聴覚の不自由な人を聴覚障害者(ろう者)といいます。聴覚が健常な人を健聴者といいます。健聴者は言葉を発することでコミュニケーションを図ってきましたが、聴覚障害者の場合は言葉を発することが難しい。発せないわけではないのですが、言葉というのは、聴覚で確かめながら発するので、確かめるすべのない聴覚障害者は必然言葉が苦手になります。
そこで聴覚障害者が長年の逆境に耐え開発してしてきたのが手話です。健聴者が言葉を発するのはなんら不思議でないように、聴覚障害者が行う手話も発生学的に見ればなんら不思議ではないのです。ちなみにろう唖者というのは聴覚障害と言語障害がある人のことを言いますが、言語障害は聴覚障害に起因している場合が多いです。
手話は話し言葉を反映しますから日本人は日本語の手話を使います。同様にアメリカ人は英語の手話を使います。話し言葉より手話の方が察しの要素があるらしく、日本語と英語ではほとんどコミュニケーションは無理ですが、手話だと相手を察することができるので、言語を超えて手話の方が初対面でも通じてしまうのが興味深い。
しかし一方では問題も抱えています。話し言葉と違って、察しの要素が多いため統一性にかけることです。その為手話の種類が止めど無く増えてしまう可能性があることです。そうならないように、早めにある程度のルールを作り手話文化を育てていく運動が必要だと思います。

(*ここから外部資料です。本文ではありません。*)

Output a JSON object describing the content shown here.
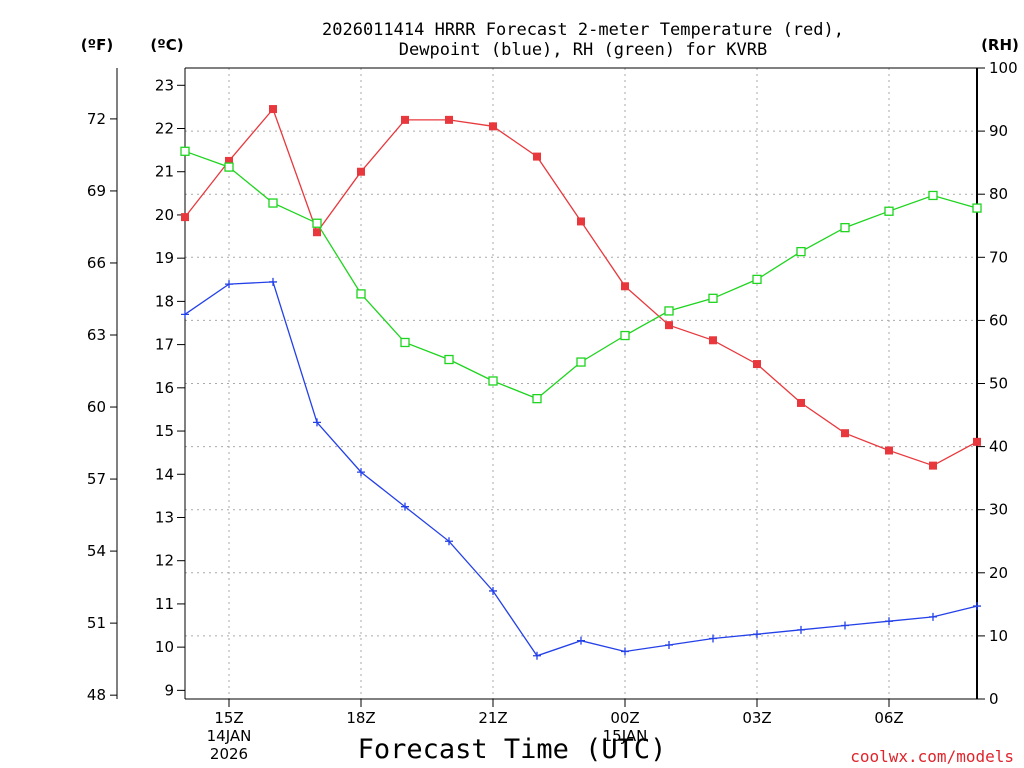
{
  "chart_data": {
    "type": "line",
    "title_line1": "2026011414 HRRR Forecast 2-meter Temperature (red),",
    "title_line2": "Dewpoint (blue), RH (green) for KVRB",
    "xlabel": "Forecast Time (UTC)",
    "credit": "coolwx.com/models",
    "unit_f": "(ºF)",
    "unit_c": "(ºC)",
    "unit_rh": "(RH)",
    "hours": [
      14,
      15,
      16,
      17,
      18,
      19,
      20,
      21,
      22,
      23,
      24,
      25,
      26,
      27,
      28,
      29,
      30,
      31,
      32
    ],
    "x_ticks": [
      {
        "hour": 15,
        "label": "15Z",
        "sub1": "14JAN",
        "sub2": "2026"
      },
      {
        "hour": 18,
        "label": "18Z",
        "sub1": "",
        "sub2": ""
      },
      {
        "hour": 21,
        "label": "21Z",
        "sub1": "",
        "sub2": ""
      },
      {
        "hour": 24,
        "label": "00Z",
        "sub1": "15JAN",
        "sub2": ""
      },
      {
        "hour": 27,
        "label": "03Z",
        "sub1": "",
        "sub2": ""
      },
      {
        "hour": 30,
        "label": "06Z",
        "sub1": "",
        "sub2": ""
      }
    ],
    "ylim_c": [
      8.8,
      23.4
    ],
    "ylim_rh": [
      0,
      100
    ],
    "y_ticks_c": [
      "9",
      "10",
      "11",
      "12",
      "13",
      "14",
      "15",
      "16",
      "17",
      "18",
      "19",
      "20",
      "21",
      "22",
      "23"
    ],
    "y_ticks_f": [
      "48",
      "51",
      "54",
      "57",
      "60",
      "63",
      "66",
      "69",
      "72"
    ],
    "y_ticks_rh": [
      "0",
      "10",
      "20",
      "30",
      "40",
      "50",
      "60",
      "70",
      "80",
      "90",
      "100"
    ],
    "series": [
      {
        "name": "Temperature",
        "color": "#e8383d",
        "marker": "filled-square",
        "values": [
          19.95,
          21.25,
          22.45,
          19.6,
          21.0,
          22.2,
          22.2,
          22.05,
          21.35,
          19.85,
          18.35,
          17.45,
          17.1,
          16.55,
          15.65,
          14.95,
          14.55,
          14.2,
          14.75
        ]
      },
      {
        "name": "Dewpoint",
        "color": "#2440e8",
        "marker": "plus",
        "values": [
          17.7,
          18.4,
          18.45,
          15.2,
          14.05,
          13.25,
          12.45,
          11.3,
          9.8,
          10.15,
          9.9,
          10.05,
          10.2,
          10.3,
          10.4,
          10.5,
          10.6,
          10.7,
          10.95
        ]
      },
      {
        "name": "RH",
        "color": "#1ed41e",
        "marker": "open-square",
        "axis": "rh",
        "values": [
          86.8,
          84.3,
          78.6,
          75.4,
          64.2,
          56.5,
          53.8,
          50.4,
          47.6,
          53.4,
          57.6,
          61.5,
          63.5,
          66.5,
          70.9,
          74.7,
          77.3,
          79.8,
          77.8
        ]
      }
    ]
  }
}
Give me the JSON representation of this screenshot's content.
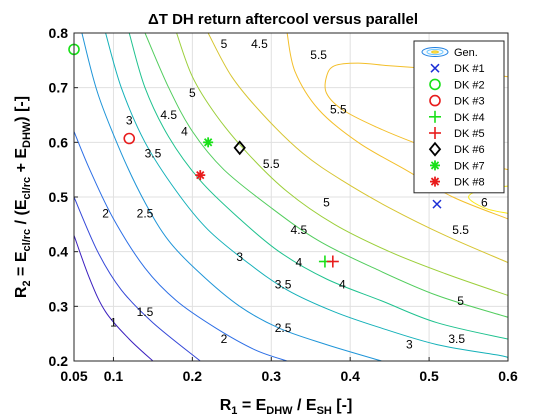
{
  "chart_data": {
    "type": "contour",
    "title": "ΔT DH return aftercool versus parallel",
    "xlabel": {
      "main": "R",
      "sub1": "1",
      "eq": " = E",
      "sub2": "DHW",
      "sep": " / E",
      "sub3": "SH",
      "unit": " [-]"
    },
    "ylabel": {
      "main": "R",
      "sub1": "2",
      "eq": " = E",
      "sub2": "cl/rc",
      "mid": " / (E",
      "sub3": "cl/rc",
      "plus": " + E",
      "sub4": "DHW",
      "close": ") [-]"
    },
    "xlim": [
      0.05,
      0.6
    ],
    "ylim": [
      0.2,
      0.8
    ],
    "xticks": [
      0.05,
      0.1,
      0.2,
      0.3,
      0.4,
      0.5,
      0.6
    ],
    "xtick_labels": [
      "0.05",
      "0.1",
      "0.2",
      "0.3",
      "0.4",
      "0.5",
      "0.6"
    ],
    "yticks": [
      0.2,
      0.3,
      0.4,
      0.5,
      0.6,
      0.7,
      0.8
    ],
    "ytick_labels": [
      "0.2",
      "0.3",
      "0.4",
      "0.5",
      "0.6",
      "0.7",
      "0.8"
    ],
    "grid": true,
    "legend_position": "top-right",
    "contour_levels": [
      {
        "level": 1,
        "label": "1",
        "color": "#3b1fbf",
        "points": [
          [
            0.05,
            0.43
          ],
          [
            0.07,
            0.35
          ],
          [
            0.09,
            0.29
          ],
          [
            0.12,
            0.24
          ],
          [
            0.15,
            0.2
          ]
        ]
      },
      {
        "level": 1.5,
        "label": "1.5",
        "color": "#3548d8",
        "points": [
          [
            0.05,
            0.5
          ],
          [
            0.08,
            0.4
          ],
          [
            0.11,
            0.33
          ],
          [
            0.15,
            0.27
          ],
          [
            0.21,
            0.2
          ]
        ]
      },
      {
        "level": 2,
        "label": "2",
        "color": "#2d6fe6",
        "points": [
          [
            0.05,
            0.62
          ],
          [
            0.07,
            0.55
          ],
          [
            0.1,
            0.46
          ],
          [
            0.14,
            0.37
          ],
          [
            0.18,
            0.31
          ],
          [
            0.23,
            0.26
          ],
          [
            0.28,
            0.22
          ],
          [
            0.32,
            0.2
          ]
        ]
      },
      {
        "level": 2.5,
        "label": "2.5",
        "color": "#1f95d8",
        "points": [
          [
            0.06,
            0.8
          ],
          [
            0.08,
            0.69
          ],
          [
            0.11,
            0.58
          ],
          [
            0.14,
            0.49
          ],
          [
            0.17,
            0.42
          ],
          [
            0.21,
            0.36
          ],
          [
            0.26,
            0.3
          ],
          [
            0.31,
            0.26
          ],
          [
            0.37,
            0.23
          ],
          [
            0.44,
            0.2
          ]
        ]
      },
      {
        "level": 3,
        "label": "3",
        "color": "#15b1b9",
        "points": [
          [
            0.09,
            0.8
          ],
          [
            0.11,
            0.7
          ],
          [
            0.14,
            0.6
          ],
          [
            0.18,
            0.51
          ],
          [
            0.22,
            0.44
          ],
          [
            0.27,
            0.38
          ],
          [
            0.32,
            0.33
          ],
          [
            0.38,
            0.29
          ],
          [
            0.44,
            0.26
          ],
          [
            0.51,
            0.23
          ],
          [
            0.59,
            0.21
          ],
          [
            0.6,
            0.205
          ]
        ]
      },
      {
        "level": 3.5,
        "label": "3.5",
        "color": "#1fc28f",
        "points": [
          [
            0.12,
            0.8
          ],
          [
            0.14,
            0.7
          ],
          [
            0.17,
            0.61
          ],
          [
            0.21,
            0.53
          ],
          [
            0.26,
            0.46
          ],
          [
            0.31,
            0.4
          ],
          [
            0.37,
            0.35
          ],
          [
            0.44,
            0.31
          ],
          [
            0.51,
            0.27
          ],
          [
            0.6,
            0.24
          ]
        ]
      },
      {
        "level": 4,
        "label": "4",
        "color": "#52cd5e",
        "points": [
          [
            0.14,
            0.8
          ],
          [
            0.17,
            0.7
          ],
          [
            0.2,
            0.62
          ],
          [
            0.24,
            0.55
          ],
          [
            0.3,
            0.48
          ],
          [
            0.36,
            0.42
          ],
          [
            0.43,
            0.37
          ],
          [
            0.51,
            0.32
          ],
          [
            0.6,
            0.28
          ]
        ]
      },
      {
        "level": 4.5,
        "label": "4.5",
        "color": "#9ccf3a",
        "points": [
          [
            0.18,
            0.8
          ],
          [
            0.2,
            0.72
          ],
          [
            0.23,
            0.65
          ],
          [
            0.27,
            0.58
          ],
          [
            0.32,
            0.51
          ],
          [
            0.38,
            0.45
          ],
          [
            0.45,
            0.4
          ],
          [
            0.52,
            0.36
          ],
          [
            0.6,
            0.32
          ]
        ]
      },
      {
        "level": 5,
        "label": "5",
        "color": "#d7c532",
        "points": [
          [
            0.22,
            0.8
          ],
          [
            0.25,
            0.72
          ],
          [
            0.29,
            0.65
          ],
          [
            0.34,
            0.58
          ],
          [
            0.39,
            0.53
          ],
          [
            0.45,
            0.48
          ],
          [
            0.52,
            0.43
          ],
          [
            0.6,
            0.38
          ]
        ]
      },
      {
        "level": 5.5,
        "label": "5.5",
        "color": "#f3bf2a",
        "points": [
          [
            0.32,
            0.8
          ],
          [
            0.33,
            0.73
          ],
          [
            0.36,
            0.66
          ],
          [
            0.41,
            0.6
          ],
          [
            0.47,
            0.55
          ],
          [
            0.53,
            0.5
          ],
          [
            0.6,
            0.46
          ]
        ]
      },
      {
        "level": 5.5,
        "label": "",
        "color": "#f3bf2a",
        "points": [
          [
            0.6,
            0.72
          ],
          [
            0.55,
            0.73
          ],
          [
            0.5,
            0.735
          ],
          [
            0.45,
            0.74
          ],
          [
            0.41,
            0.745
          ],
          [
            0.38,
            0.74
          ],
          [
            0.37,
            0.72
          ],
          [
            0.37,
            0.69
          ],
          [
            0.39,
            0.66
          ],
          [
            0.43,
            0.63
          ],
          [
            0.48,
            0.6
          ],
          [
            0.53,
            0.575
          ],
          [
            0.6,
            0.55
          ]
        ]
      },
      {
        "level": 6,
        "label": "6",
        "color": "#f9ea16",
        "points": [
          [
            0.6,
            0.52
          ],
          [
            0.57,
            0.515
          ],
          [
            0.55,
            0.5
          ],
          [
            0.57,
            0.48
          ],
          [
            0.6,
            0.47
          ]
        ]
      }
    ],
    "contour_labels": [
      {
        "text": "1",
        "x": 0.1,
        "y": 0.27
      },
      {
        "text": "1.5",
        "x": 0.14,
        "y": 0.29
      },
      {
        "text": "2",
        "x": 0.09,
        "y": 0.47
      },
      {
        "text": "2",
        "x": 0.24,
        "y": 0.24
      },
      {
        "text": "2.5",
        "x": 0.14,
        "y": 0.47
      },
      {
        "text": "2.5",
        "x": 0.315,
        "y": 0.26
      },
      {
        "text": "3",
        "x": 0.12,
        "y": 0.64
      },
      {
        "text": "3",
        "x": 0.26,
        "y": 0.39
      },
      {
        "text": "3",
        "x": 0.475,
        "y": 0.23
      },
      {
        "text": "3.5",
        "x": 0.15,
        "y": 0.58
      },
      {
        "text": "3.5",
        "x": 0.315,
        "y": 0.34
      },
      {
        "text": "3.5",
        "x": 0.535,
        "y": 0.24
      },
      {
        "text": "4",
        "x": 0.19,
        "y": 0.62
      },
      {
        "text": "4",
        "x": 0.335,
        "y": 0.38
      },
      {
        "text": "4",
        "x": 0.39,
        "y": 0.34
      },
      {
        "text": "4.5",
        "x": 0.17,
        "y": 0.65
      },
      {
        "text": "4.5",
        "x": 0.285,
        "y": 0.78
      },
      {
        "text": "4.5",
        "x": 0.335,
        "y": 0.44
      },
      {
        "text": "5",
        "x": 0.2,
        "y": 0.69
      },
      {
        "text": "5",
        "x": 0.24,
        "y": 0.78
      },
      {
        "text": "5",
        "x": 0.37,
        "y": 0.49
      },
      {
        "text": "5",
        "x": 0.54,
        "y": 0.31
      },
      {
        "text": "5.5",
        "x": 0.36,
        "y": 0.76
      },
      {
        "text": "5.5",
        "x": 0.385,
        "y": 0.66
      },
      {
        "text": "5.5",
        "x": 0.3,
        "y": 0.56
      },
      {
        "text": "5.5",
        "x": 0.54,
        "y": 0.44
      },
      {
        "text": "6",
        "x": 0.57,
        "y": 0.49
      }
    ],
    "series": [
      {
        "name": "Gen.",
        "marker": "ellipse",
        "color": "#1f7fe0",
        "points": []
      },
      {
        "name": "DK #1",
        "marker": "x",
        "color": "#1c2fd6",
        "points": [
          [
            0.51,
            0.487
          ]
        ]
      },
      {
        "name": "DK #2",
        "marker": "circle",
        "color": "#19e019",
        "points": [
          [
            0.05,
            0.77
          ]
        ]
      },
      {
        "name": "DK #3",
        "marker": "circle",
        "color": "#e81c1c",
        "points": [
          [
            0.12,
            0.607
          ]
        ]
      },
      {
        "name": "DK #4",
        "marker": "plus",
        "color": "#19e019",
        "points": [
          [
            0.368,
            0.382
          ]
        ]
      },
      {
        "name": "DK #5",
        "marker": "plus",
        "color": "#e81c1c",
        "points": [
          [
            0.378,
            0.382
          ]
        ]
      },
      {
        "name": "DK #6",
        "marker": "diamond",
        "color": "#000000",
        "points": [
          [
            0.26,
            0.59
          ]
        ]
      },
      {
        "name": "DK #7",
        "marker": "asterisk",
        "color": "#19e019",
        "points": [
          [
            0.22,
            0.6
          ]
        ]
      },
      {
        "name": "DK #8",
        "marker": "asterisk",
        "color": "#e81c1c",
        "points": [
          [
            0.21,
            0.54
          ]
        ]
      }
    ]
  }
}
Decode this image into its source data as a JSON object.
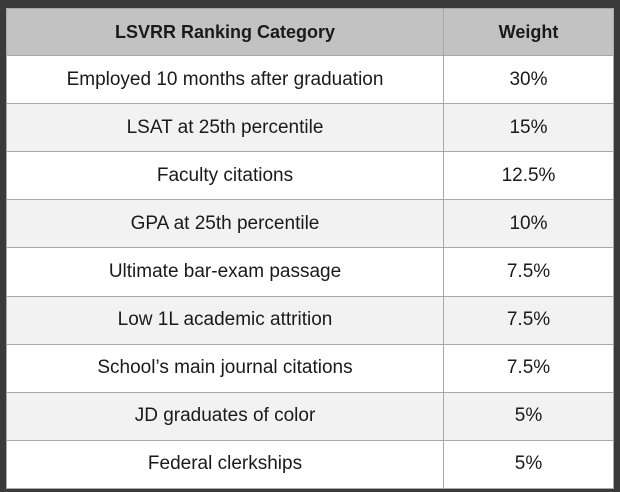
{
  "table": {
    "headers": [
      "LSVRR Ranking Category",
      "Weight"
    ],
    "rows": [
      {
        "category": "Employed 10 months after graduation",
        "weight": "30%"
      },
      {
        "category": "LSAT at 25th percentile",
        "weight": "15%"
      },
      {
        "category": "Faculty citations",
        "weight": "12.5%"
      },
      {
        "category": "GPA at 25th percentile",
        "weight": "10%"
      },
      {
        "category": "Ultimate bar-exam passage",
        "weight": "7.5%"
      },
      {
        "category": "Low 1L academic attrition",
        "weight": "7.5%"
      },
      {
        "category": "School’s main journal citations",
        "weight": "7.5%"
      },
      {
        "category": "JD graduates of color",
        "weight": "5%"
      },
      {
        "category": "Federal clerkships",
        "weight": "5%"
      }
    ]
  },
  "colors": {
    "header_bg": "#c2c2c2",
    "alt_row_bg": "#f2f2f2",
    "background": "#3a3a3a"
  }
}
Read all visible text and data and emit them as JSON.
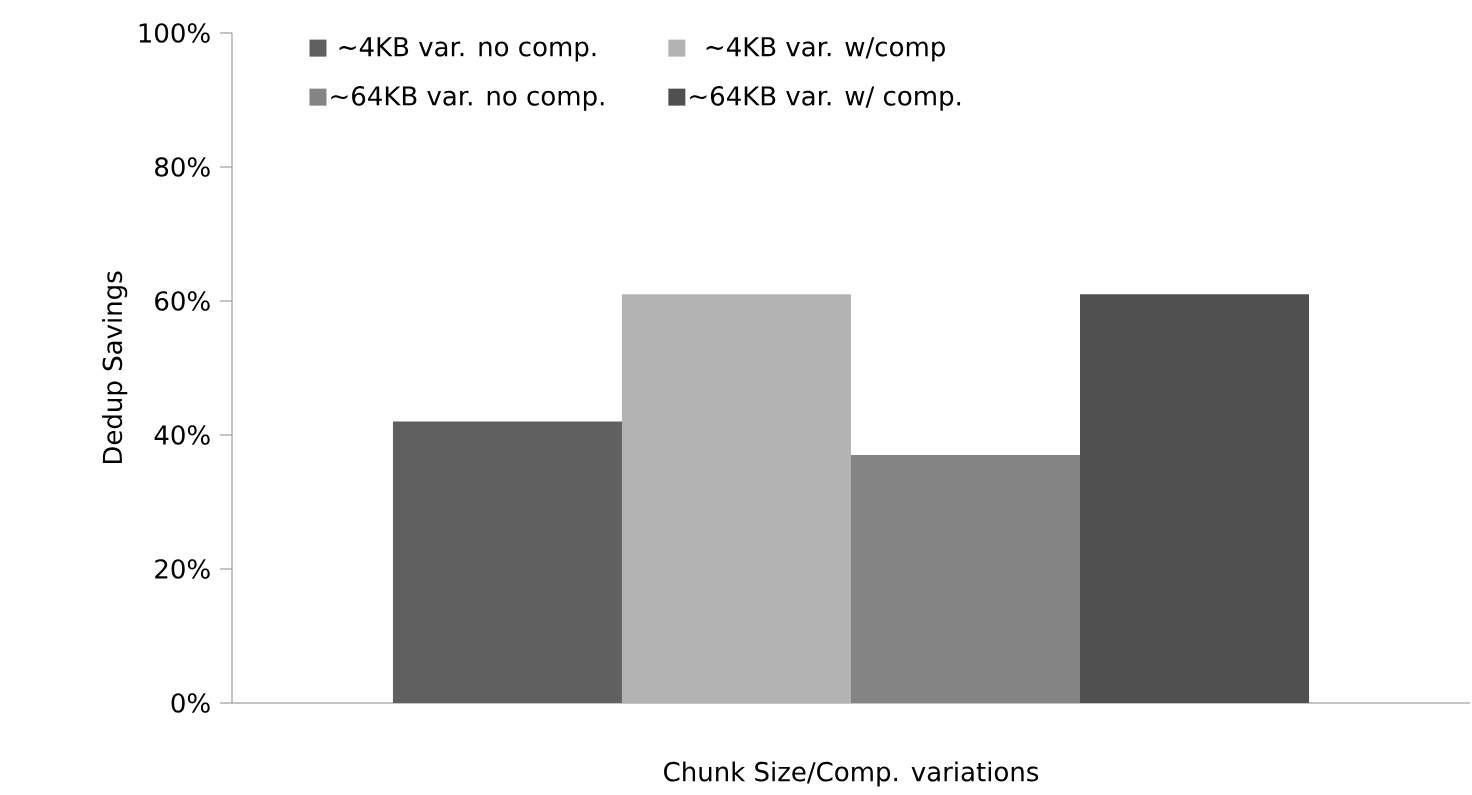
{
  "chart_data": {
    "type": "bar",
    "xlabel": "Chunk Size/Comp. variations",
    "ylabel": "Dedup Savings",
    "categories": [
      null
    ],
    "series": [
      {
        "name": "~4KB var. no comp.",
        "color": "#606060",
        "values": [
          42
        ]
      },
      {
        "name": "~4KB var. w/comp",
        "color": "#b3b3b3",
        "values": [
          61
        ]
      },
      {
        "name": "~64KB var. no comp.",
        "color": "#848484",
        "values": [
          37
        ]
      },
      {
        "name": "~64KB var. w/ comp.",
        "color": "#505050",
        "values": [
          61
        ]
      }
    ],
    "ylim": [
      0,
      100
    ],
    "yticks": [
      {
        "value": 0,
        "label": "0%"
      },
      {
        "value": 20,
        "label": "20%"
      },
      {
        "value": 40,
        "label": "40%"
      },
      {
        "value": 60,
        "label": "60%"
      },
      {
        "value": 80,
        "label": "80%"
      },
      {
        "value": 100,
        "label": "100%"
      }
    ],
    "legend": "top",
    "grid": false
  }
}
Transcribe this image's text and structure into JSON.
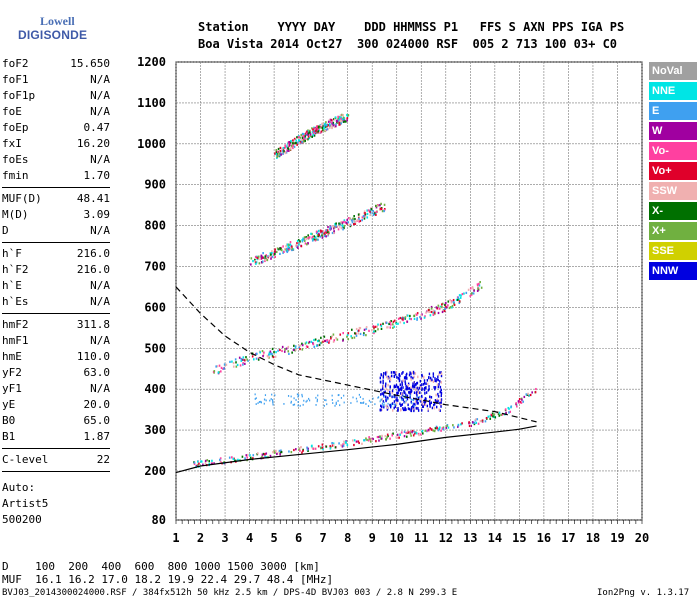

手話は聴覚障害者とコミュニケーションをはかるために、欠かすことができない大切なものです。障害者福祉の高まりの中で、障害者の方も積極的に社会に出ていくようになり、健聴者との交流も多くなってきました。最近では、健聴者でも手話を学ぶ人が増え、言葉の障害を越えて活躍する人が増えているようです。